À l’heure qu'il est, il reste sept jours avant que la cagnotte ne s’achève et dépasse, peut-être, le million d'euros. La grève, elle, pourrait durer plus longtemps. Les fonds déjà récoltés sont insuffisants, fait remarquer Anasse Kazib. Le délégué Sud-Rail à Paris-Nord, contacté par France 24, se livre à un rapide calcul mental : avec un taux de grévistes qui oscille désormais autour de 20 %, contre 33,9 % le premier jour, la mobilisation concernerait près de 30 000 des 148 000 employés de la SNCF. À cette échelle, un million représenterait 33 euros par personne.
Chaque jour de grève coûte, lui, un trentième du salaire mensuel. Cela représente 70 euros bruts pour les premiers salaires de la grille, en 2016. Autrement dit, à l’heure actuelle, la cagnotte permettrait de compenser une seule demie journée de grève pour les salaires les moins élevés. Or au total, des préavis de grève ont été déposés pour 36 journées de mobilisation.
Chez les adhérents de Sud Rail, où l’on a déposé un préavis reconductible et où les grévistes sont davantage mobilisés, les difficultés pourraient arriver plus rapidement. "Cela fait un mois que je fais grève. Heureusement, j’ai de l’argent de côté, confie Fabien Dumas. Mais les agents du matériel, les 'qualif B' comme on les appelle (parmi les bas salaires évoqués plus haut, NDLR), eux n’ont pas d’économies, ils ont déjà du mal." "Ma compagne fait aussi grève donc on est doublement affectés, ajoute Anasse Kazib, lui aussi chez Sud Rail. On annulera ce qui est secondaire. S’il faut annuler les vacances d’été, on le fera."
D’autres ressources
Heureusement, les syndicats n’ont pas attendu la cagnotte Leetchi pour s’organiser. Des caisses existent autour des différents piquets de grève. "On a des caisses locales, par exemple pour les gens du site de Paris-Nord, explique Anasse Kazib.
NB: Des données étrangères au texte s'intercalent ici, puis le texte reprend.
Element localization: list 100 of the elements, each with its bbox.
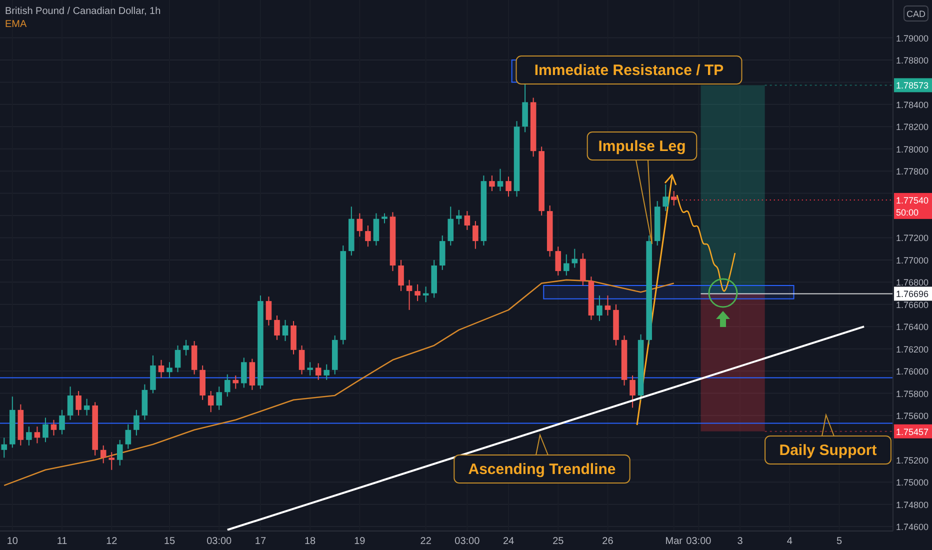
- y-tick-label: 1.75200: [896, 455, 929, 466]
- candlestick: [630, 374, 636, 408]
- y-tick-label: 1.76000: [896, 366, 929, 377]
- band-label: 1.75457: [896, 426, 929, 437]
- candlestick: [274, 314, 280, 340]
- y-tick-label: 1.76200: [896, 344, 929, 354]
- annotation: Immediate Resistance / TP: [534, 62, 724, 79]
- annotation: Daily Support: [779, 442, 877, 459]
- y-tick-label: 1.76400: [896, 322, 929, 332]
- candlestick: [307, 362, 313, 376]
- x-tick-label: 11: [56, 536, 68, 547]
- candlestick: [298, 344, 305, 375]
- y-tick-label: 1.76600: [896, 300, 929, 310]
- candlestick: [596, 294, 602, 322]
- candlestick: [34, 426, 40, 444]
- candlestick: [572, 248, 578, 268]
- candlestick: [224, 374, 230, 398]
- x-tick-label: 12: [106, 536, 118, 547]
- candlestick: [266, 296, 272, 326]
- candlestick: [497, 168, 504, 192]
- candlestick: [249, 358, 256, 390]
- ref-line-label: 1.76696: [896, 289, 929, 300]
- candlestick: [158, 359, 164, 378]
- y-tick-label: 1.77000: [896, 255, 929, 266]
- candlestick: [373, 212, 380, 246]
- candlestick: [315, 362, 322, 380]
- candlestick: [464, 210, 470, 230]
- y-tick-label: 1.75000: [896, 478, 929, 488]
- candlestick: [76, 390, 82, 416]
- candlestick: [216, 386, 222, 410]
- x-tick-label: 03:00: [206, 536, 232, 547]
- y-tick-label: 1.78000: [896, 144, 929, 154]
- candlestick: [456, 209, 462, 225]
- band-label: 1.78573: [896, 80, 929, 91]
- candlestick: [59, 409, 65, 435]
- candlestick: [42, 417, 48, 443]
- candlestick: [670, 190, 677, 206]
- x-tick-label: 10: [6, 536, 18, 547]
- candlestick: [662, 184, 669, 212]
- text: British Pound / Canadian Dollar, 1h: [5, 6, 161, 17]
- candlestick: [324, 364, 330, 380]
- x-tick-label: 5: [836, 536, 842, 547]
- y-tick-label: 1.74600: [896, 522, 929, 532]
- x-tick-label: 22: [420, 536, 432, 547]
- x-tick-label: 17: [254, 536, 266, 547]
- candlestick: [241, 357, 247, 388]
- x-tick-label: 4: [786, 536, 793, 547]
- y-tick-label: 1.76800: [896, 278, 929, 288]
- candlestick: [100, 444, 106, 464]
- candlestick: [555, 246, 562, 276]
- annotation: Ascending Trendline: [468, 461, 616, 478]
- x-tick-label: 18: [304, 536, 316, 547]
- candlestick: [365, 225, 371, 248]
- x-tick-label: 26: [602, 536, 614, 547]
- candlestick: [406, 279, 412, 310]
- candlestick: [67, 386, 74, 420]
- y-tick-label: 1.77200: [896, 233, 929, 244]
- y-tick-label: 1.75600: [896, 410, 929, 421]
- candlestick: [414, 284, 420, 302]
- candlestick: [398, 259, 404, 292]
- text: EMA: [5, 19, 27, 30]
- x-tick-label: 15: [164, 536, 176, 547]
- y-tick-label: 1.74800: [896, 500, 929, 510]
- y-tick-label: 1.77800: [896, 166, 929, 177]
- text: 50:00: [896, 207, 919, 218]
- y-tick-label: 1.75800: [896, 388, 929, 399]
- candlestick: [448, 206, 454, 246]
- candlestick: [26, 426, 32, 446]
- candlestick: [134, 409, 140, 436]
- candlestick: [356, 212, 363, 238]
- y-tick-label: 1.78400: [896, 100, 929, 110]
- candlestick: [166, 362, 172, 378]
- candlestick: [580, 252, 586, 286]
- candlestick: [117, 439, 123, 466]
- candlestick: [282, 319, 288, 342]
- y-axis-title: CAD: [906, 9, 926, 19]
- candlestick: [108, 452, 115, 470]
- y-tick-label: 1.78800: [896, 55, 929, 66]
- y-tick-label: 1.78200: [896, 122, 929, 132]
- line-series: [3, 279, 675, 486]
- candlestick: [232, 374, 239, 390]
- candlestick: [84, 398, 90, 416]
- candlestick: [472, 220, 478, 250]
- candlestick: [183, 339, 189, 356]
- candlestick: [125, 424, 132, 450]
- candlestick: [50, 419, 57, 436]
- candlestick: [489, 175, 495, 192]
- ref-line-label: 1.77540: [896, 195, 929, 206]
- candlestick: [1, 437, 8, 458]
- x-tick-label: 25: [552, 536, 564, 547]
- x-tick-label: Mar: [665, 536, 684, 547]
- candlestick: [506, 176, 512, 198]
- candlestick: [564, 254, 570, 276]
- candlestick: [208, 390, 214, 413]
- x-tick-label: 19: [354, 536, 366, 547]
- x-tick-label: 3: [737, 536, 744, 547]
- candlestick: [174, 344, 181, 373]
- candlestick: [604, 294, 611, 316]
- annotation: Impulse Leg: [598, 138, 686, 155]
- candlestick: [382, 212, 388, 224]
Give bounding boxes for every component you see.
Sur certaines grèves, on donne parfois la priorité à ceux qui sont vraiment en difficulté et à qui ça peut servir à continuer la grève. Une caisse de grève, ce n’est pas pour rembourser à la fin, mais pour continuer le mouvement."
La CFDT, par ailleurs, tient à disposition de ses adhérents une caisse de grève, la Caisse nationale d’action syndicale (CNAS), financée par une fraction des cotisations. Une somme non négligeable qui atteint près de 126 millions d’euros.
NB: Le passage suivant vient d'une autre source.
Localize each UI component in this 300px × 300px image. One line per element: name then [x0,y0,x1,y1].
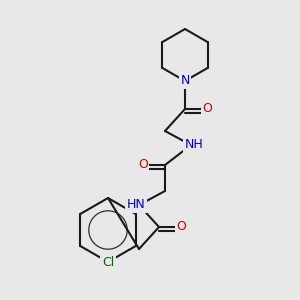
Text: Cl: Cl [102,256,114,268]
Text: HN: HN [127,199,146,212]
Text: NH: NH [184,139,203,152]
Text: O: O [202,103,212,116]
Text: O: O [176,220,186,233]
Text: N: N [180,74,190,88]
Text: O: O [138,158,148,172]
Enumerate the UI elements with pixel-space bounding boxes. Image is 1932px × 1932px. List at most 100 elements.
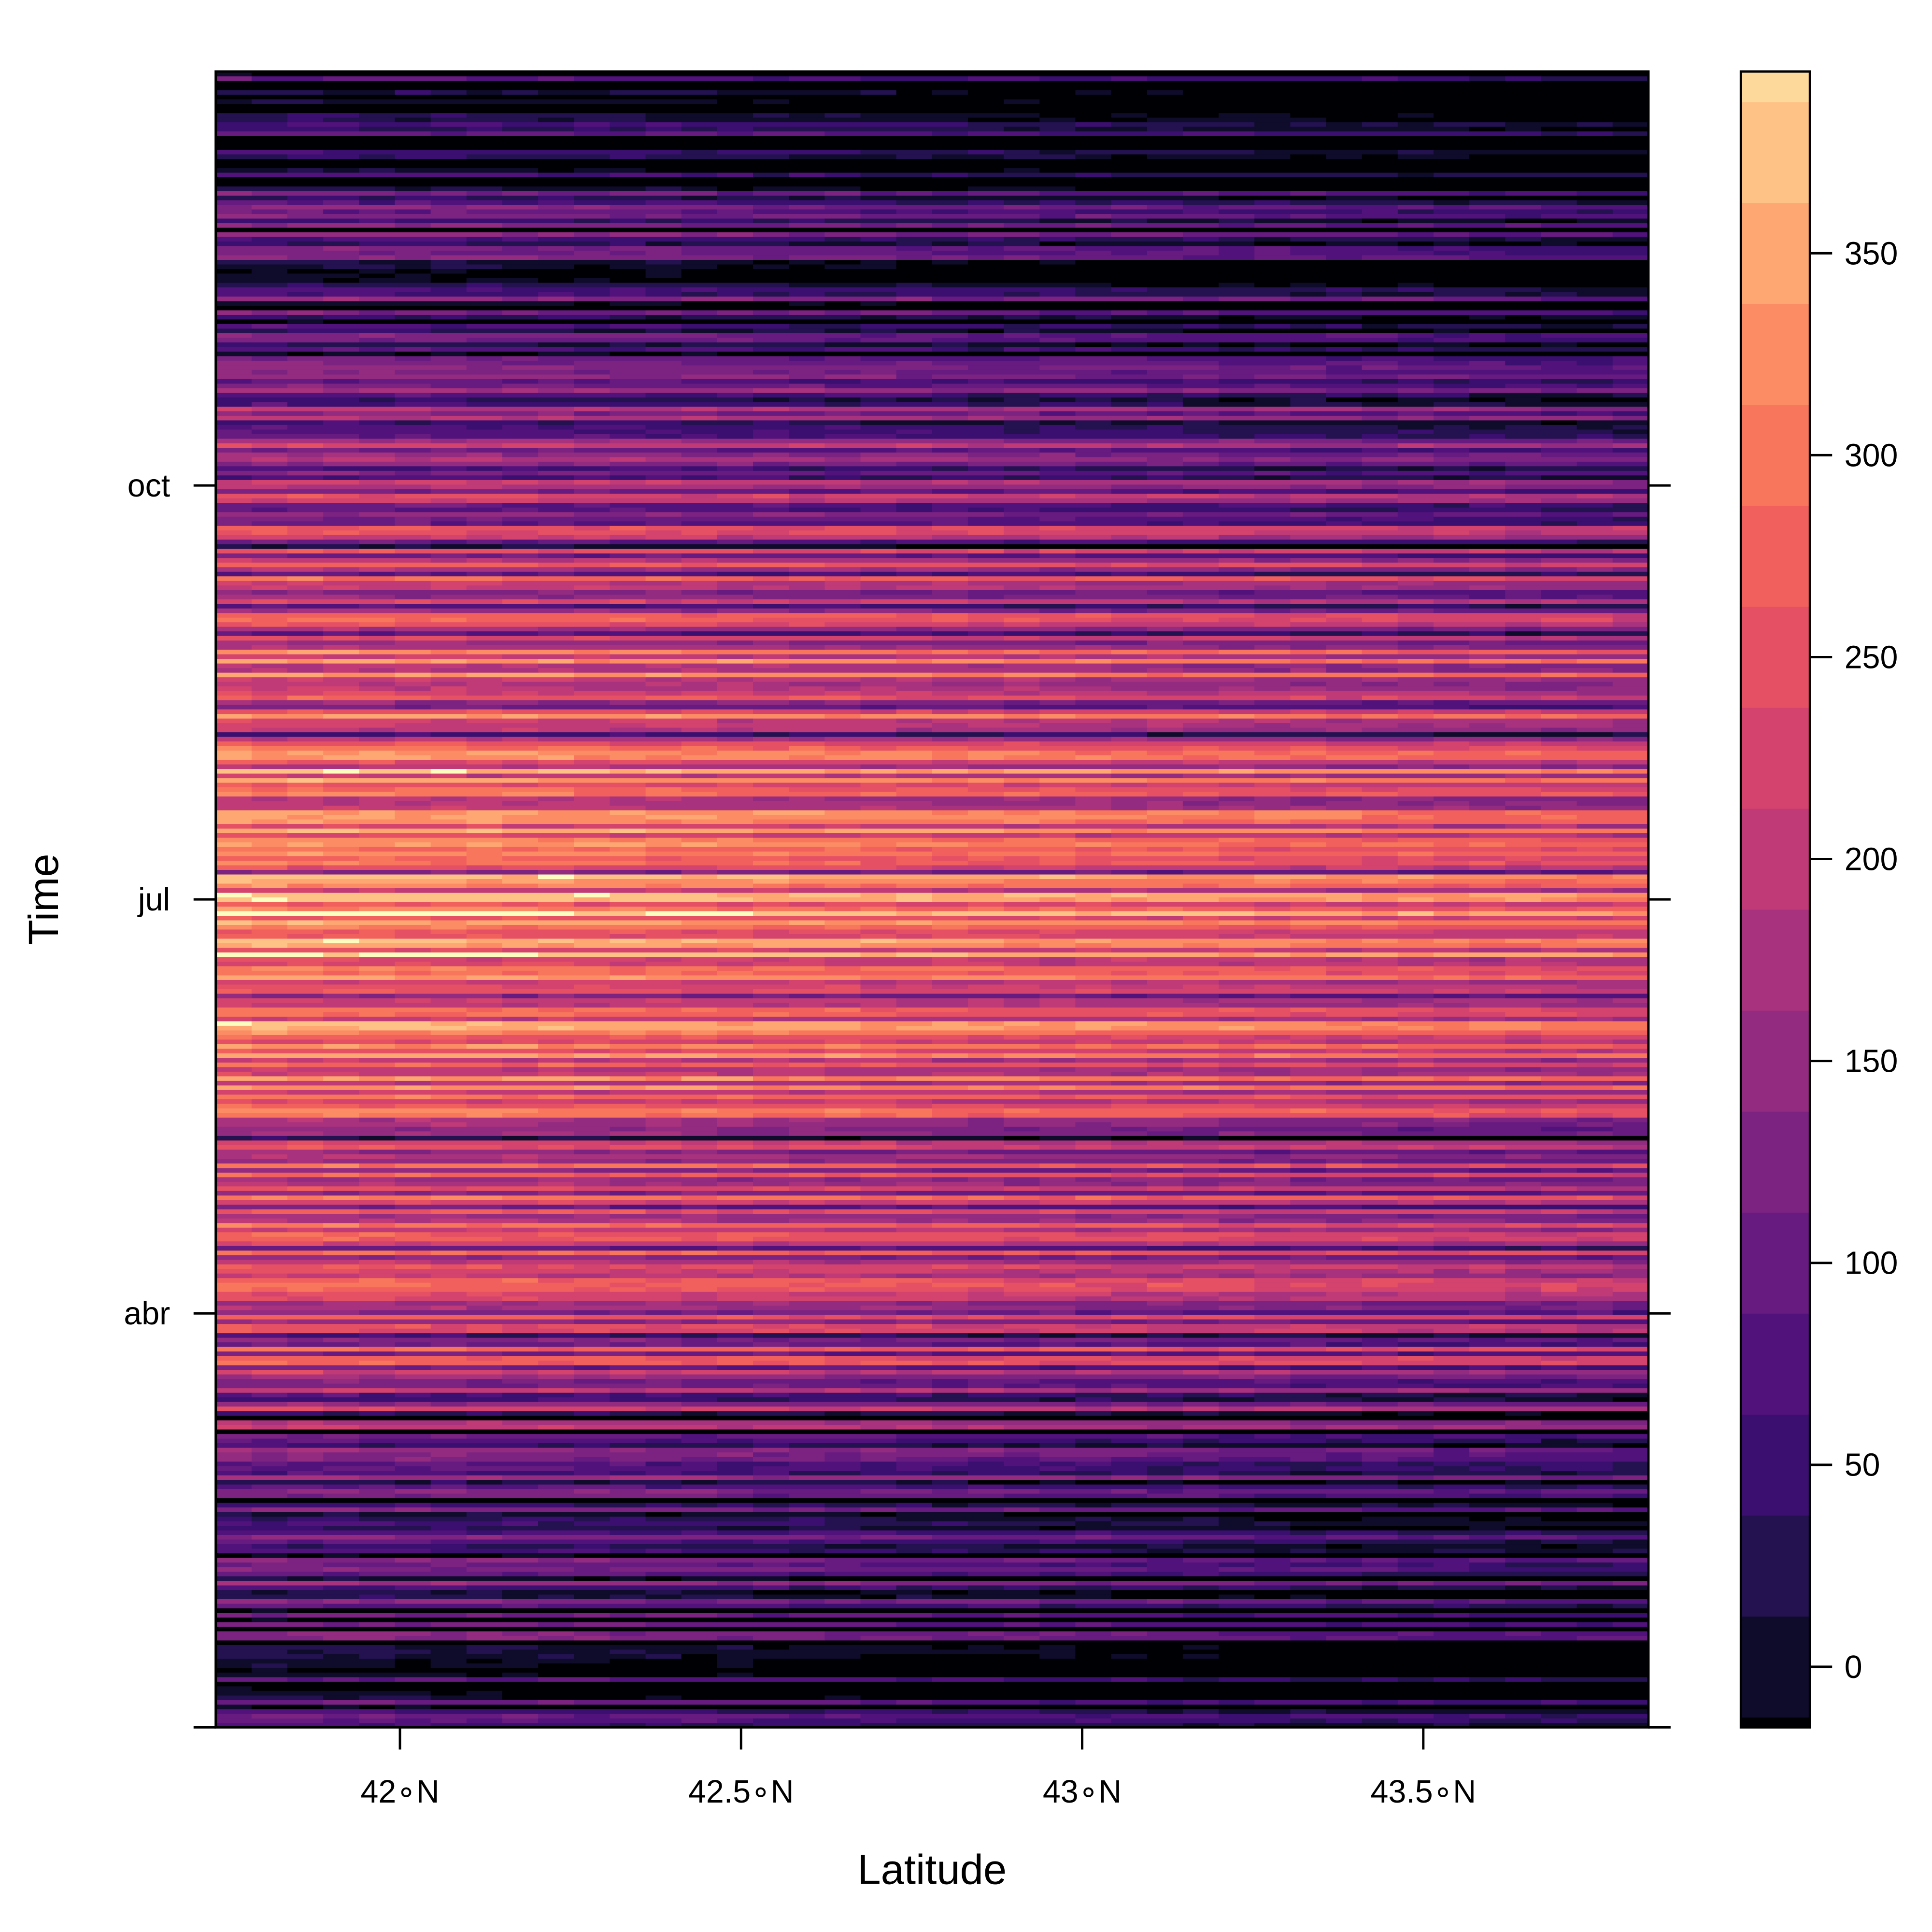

"Dès qu’un mouvement dure plus d’une semaine, les adhérents ont accès à une compensation de 7,30 euros par heure de grève, s’ils ont plus de six mois d’ancienneté au sein du syndicat. Sinon, ils touchent la moitié. Cela représente un peu plus de 50 euros par jour", explique Sébastien Mariani, secrétaire général adjoint de la CFDT Cheminots, joint par France 24. Ce service ne pourra être proposé qu’aux adhérents CFDT. "Ce serait assez logique que les syndiqués de la CFDT ne demandent pas à être indemnisés en plus par les fonds de la cagnotte Leetchi", reconnaît-il.
Si la CFDT est la seule à avoir mis en place une telle caisse de grève, les autres syndicats se sont également mobilisés. Sud Rail, par exemple, est parvenu à récolter près de 72 000 euros. L’UNSA est à la traîne mais peut tout de même compter sur près de 13 000 euros.
"Le but n’est pas de rembourser les jours de grève, c’est de tenir, de s’inscrire dans la durée pour gagner", insiste Fabien Dumas. "L’argent n’est pas problématique, abonde Anasse Kazib. Les cheminots sont prêts à se battre : il y en a 9 sur 10, au total, qui se sont inscrits au moins une fois à la grève. Si je dois donner un mois de salaire pour gagner, je m’en fous. S’il faut manger le carrelage de chez moi, vendre la bagnole pour gagner, je le fais." Cagnotte ou pas cagnotte, finalement, certains cheminots sont déterminés à aller jusqu’au bout du mouvement.